Tite et Bérénice (1670)
Sortie : 1670 (France). Théâtre
livre de Pierre Corneille
Kavarma a mis 8/10.
Annotation :
Si Racine écrit une tragédie de Bérénice, Corneille tire du sujet une comédie héroïque, la deuxième pièce de ce genre-là qu’il écrit, vingt ans après avoir inventé le genre avec Don Sanche d’Aragon.
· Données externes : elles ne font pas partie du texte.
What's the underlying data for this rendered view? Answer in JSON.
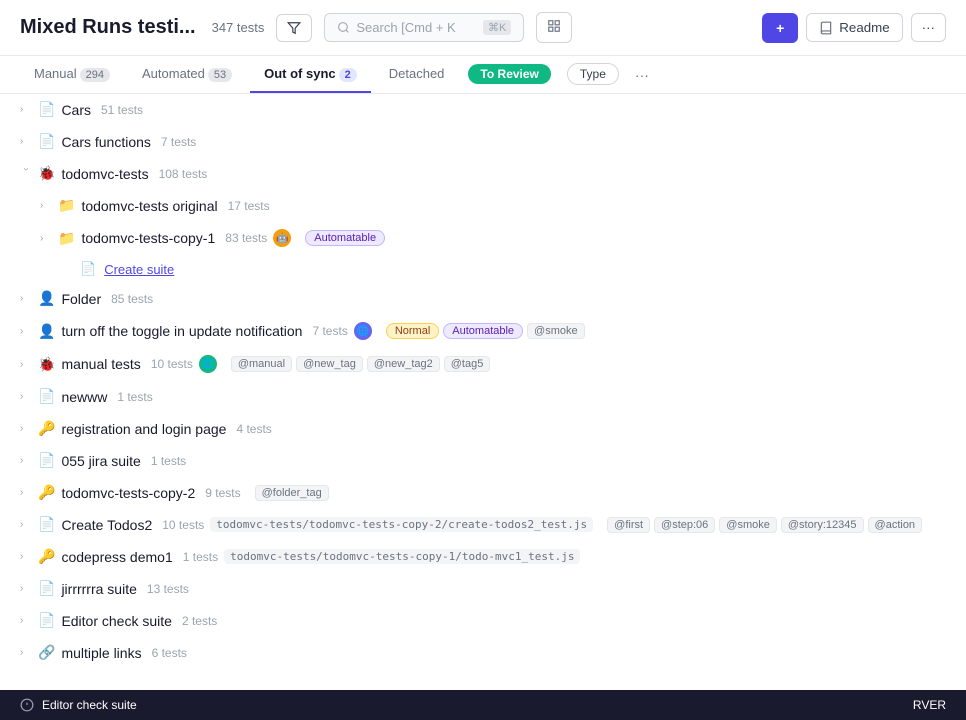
{
  "header": {
    "title": "Mixed Runs testi...",
    "count": "347 tests",
    "search_placeholder": "Search [Cmd + K",
    "add_label": "+",
    "readme_label": "Readme",
    "more_label": "···"
  },
  "tabs": [
    {
      "id": "manual",
      "label": "Manual",
      "count": "294",
      "active": false
    },
    {
      "id": "automated",
      "label": "Automated",
      "count": "53",
      "active": false
    },
    {
      "id": "out-of-sync",
      "label": "Out of sync",
      "count": "2",
      "active": true
    },
    {
      "id": "detached",
      "label": "Detached",
      "count": "",
      "active": false
    },
    {
      "id": "to-review",
      "label": "To Review",
      "pill": true,
      "active": false
    },
    {
      "id": "type",
      "label": "Type",
      "outline": true,
      "active": false
    }
  ],
  "items": [
    {
      "id": 1,
      "indent": 0,
      "icon": "📄",
      "name": "Cars",
      "count": "51 tests",
      "tags": [],
      "open": false,
      "path": ""
    },
    {
      "id": 2,
      "indent": 0,
      "icon": "📄",
      "name": "Cars functions",
      "count": "7 tests",
      "tags": [],
      "open": false,
      "path": ""
    },
    {
      "id": 3,
      "indent": 0,
      "icon": "🐞",
      "name": "todomvc-tests",
      "count": "108 tests",
      "tags": [],
      "open": true,
      "path": ""
    },
    {
      "id": 4,
      "indent": 1,
      "icon": "📁",
      "name": "todomvc-tests original",
      "count": "17 tests",
      "tags": [],
      "open": false,
      "path": ""
    },
    {
      "id": 5,
      "indent": 1,
      "icon": "📁",
      "name": "todomvc-tests-copy-1",
      "count": "83 tests",
      "tags": [
        "Automatable"
      ],
      "open": false,
      "path": "",
      "hasAvatar": true
    },
    {
      "id": 6,
      "indent": 2,
      "icon": "📄",
      "name": "Create suite",
      "count": "",
      "tags": [],
      "isLink": true,
      "open": false,
      "path": ""
    },
    {
      "id": 7,
      "indent": 0,
      "icon": "👤",
      "name": "Folder",
      "count": "85 tests",
      "tags": [],
      "open": false,
      "path": ""
    },
    {
      "id": 8,
      "indent": 0,
      "icon": "👤",
      "name": "turn off the toggle in update notification",
      "count": "7 tests",
      "tags": [
        "Normal",
        "Automatable",
        "@smoke"
      ],
      "open": false,
      "path": "",
      "hasAvatar2": true
    },
    {
      "id": 9,
      "indent": 0,
      "icon": "🐞",
      "name": "manual tests",
      "count": "10 tests",
      "tags": [
        "@manual",
        "@new_tag",
        "@new_tag2",
        "@tag5"
      ],
      "open": false,
      "path": "",
      "hasAvatar3": true
    },
    {
      "id": 10,
      "indent": 0,
      "icon": "📄",
      "name": "newww",
      "count": "1 tests",
      "tags": [],
      "open": false,
      "path": ""
    },
    {
      "id": 11,
      "indent": 0,
      "icon": "🔑",
      "name": "registration and login page",
      "count": "4 tests",
      "tags": [],
      "open": false,
      "path": ""
    },
    {
      "id": 12,
      "indent": 0,
      "icon": "📄",
      "name": "055 jira suite",
      "count": "1 tests",
      "tags": [],
      "open": false,
      "path": ""
    },
    {
      "id": 13,
      "indent": 0,
      "icon": "🔑",
      "name": "todomvc-tests-copy-2",
      "count": "9 tests",
      "tags": [
        "@folder_tag"
      ],
      "open": false,
      "path": ""
    },
    {
      "id": 14,
      "indent": 0,
      "icon": "📄",
      "name": "Create Todos2",
      "count": "10 tests",
      "tags": [
        "@first",
        "@step:06",
        "@smoke",
        "@story:12345",
        "@action"
      ],
      "open": false,
      "path": "todomvc-tests/todomvc-tests-copy-2/create-todos2_test.js"
    },
    {
      "id": 15,
      "indent": 0,
      "icon": "🔑",
      "name": "codepress demo1",
      "count": "1 tests",
      "tags": [],
      "open": false,
      "path": "todomvc-tests/todomvc-tests-copy-1/todo-mvc1_test.js"
    },
    {
      "id": 16,
      "indent": 0,
      "icon": "📄",
      "name": "jirrrrrra suite",
      "count": "13 tests",
      "tags": [],
      "open": false,
      "path": ""
    },
    {
      "id": 17,
      "indent": 0,
      "icon": "📄",
      "name": "Editor check suite",
      "count": "2 tests",
      "tags": [],
      "open": false,
      "path": ""
    },
    {
      "id": 18,
      "indent": 0,
      "icon": "🔗",
      "name": "multiple links",
      "count": "6 tests",
      "tags": [],
      "open": false,
      "path": ""
    }
  ],
  "footer": {
    "label": "Editor check suite",
    "right_text": "RVER"
  }
}
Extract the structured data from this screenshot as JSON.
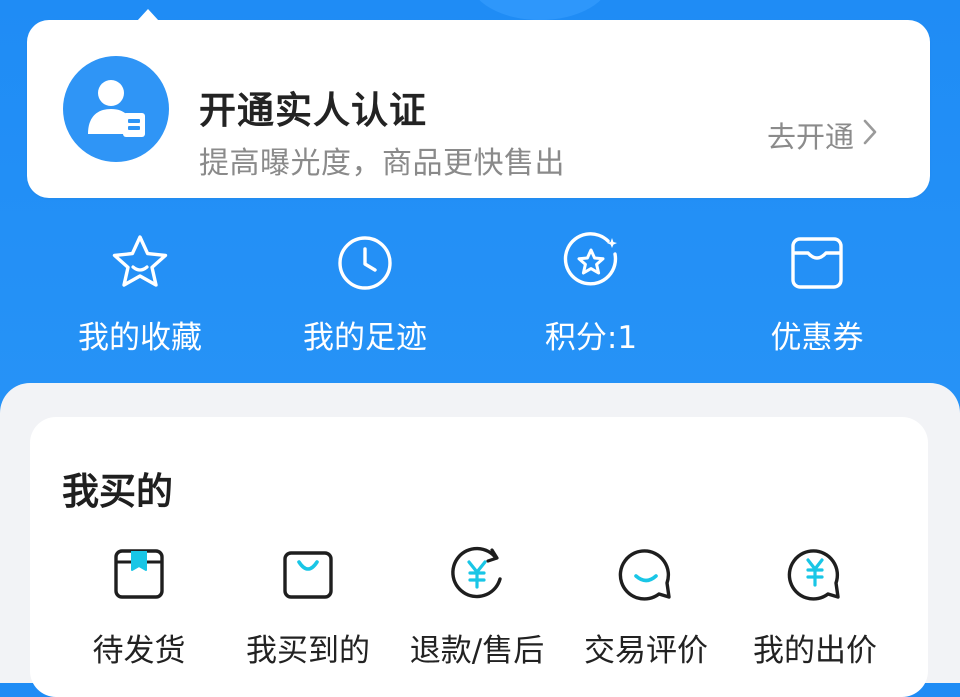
{
  "verify": {
    "title": "开通实人认证",
    "subtitle": "提高曝光度，商品更快售出",
    "action": "去开通"
  },
  "quick": {
    "items": [
      {
        "label": "我的收藏",
        "icon": "star-icon"
      },
      {
        "label": "我的足迹",
        "icon": "clock-icon"
      },
      {
        "label": "积分:1",
        "icon": "points-star-icon"
      },
      {
        "label": "优惠券",
        "icon": "coupon-wallet-icon"
      }
    ]
  },
  "bought": {
    "title": "我买的",
    "items": [
      {
        "label": "待发货",
        "icon": "box-icon"
      },
      {
        "label": "我买到的",
        "icon": "shopping-bag-icon"
      },
      {
        "label": "退款/售后",
        "icon": "refund-yen-icon"
      },
      {
        "label": "交易评价",
        "icon": "review-bubble-icon"
      },
      {
        "label": "我的出价",
        "icon": "bid-bubble-icon"
      }
    ]
  },
  "colors": {
    "primary": "#1f8cf5",
    "accent_cyan": "#19c6e6",
    "card_bg": "#ffffff",
    "panel_bg": "#f2f3f6"
  }
}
Pour un même événement (la séparation de Titus, devenu empereur, et Bérénice, reine de Judée), deux esthétiques. Les différences sont palpables, car si Racine écrit une tragédie morale d’amours malheureuses remplie de déclamations élégiaques, Corneille donne une fin assez heureuse à une pièce bien plus axée sur le dialogue rhétorique et les problèmes d’État que pose la liaison des amants, Corneille oblige. Il ajoute aussi un second couple, Domitie, fille d’une famille romaine influente à qui Titus est promis, et Domitian, frère d’icelui. Ces deux-là s’aiment cependant, et en plus de fournir matière à plusieurs dialogues de négociations affectives assez drôles (par ex. Domitian propose que son frère lui donne Bérénice puisqu’il doit remplir son devoir en prenant Domitie, ou Domitie qui veut Tite parce que c’est l’empereur et argumente en ce sens auprès de son propre amant), cet ajout offre de quoi renforcer les aspects rhétorique et politique du style cornélien.
L’histoire, si elle donne autant de soucis aux deux auteurs, se moule avec assez de brio dans les deux genres qu’ils ont respectivement choisis pour en rendre compte, mais pas sans adaptations. Si les amours contrariées donnent plutôt matière à comédie, l’analyse des souffrances du cœur et l’origine politique de ces contradictions ont mené Racine vers la tragédie ; malgré ces aspects-là, Corneille, en s’insérant dans les canons tragiques qu’il a lui-même mis en place après le Cid, voit néanmoins le potentiel comique du récit des amants en remplaçant les déplorations par la rhétorique, les passions tendres (amour, tendresse) par les fortes (puissance, ambition), l’élégie par le pathos aristotélicien, et en faisant l’éloge de la décision finale d’un point de vue héroïque. Comme quoi, un sujet ne vaut rien tant qu’il n’est pas mis en forme.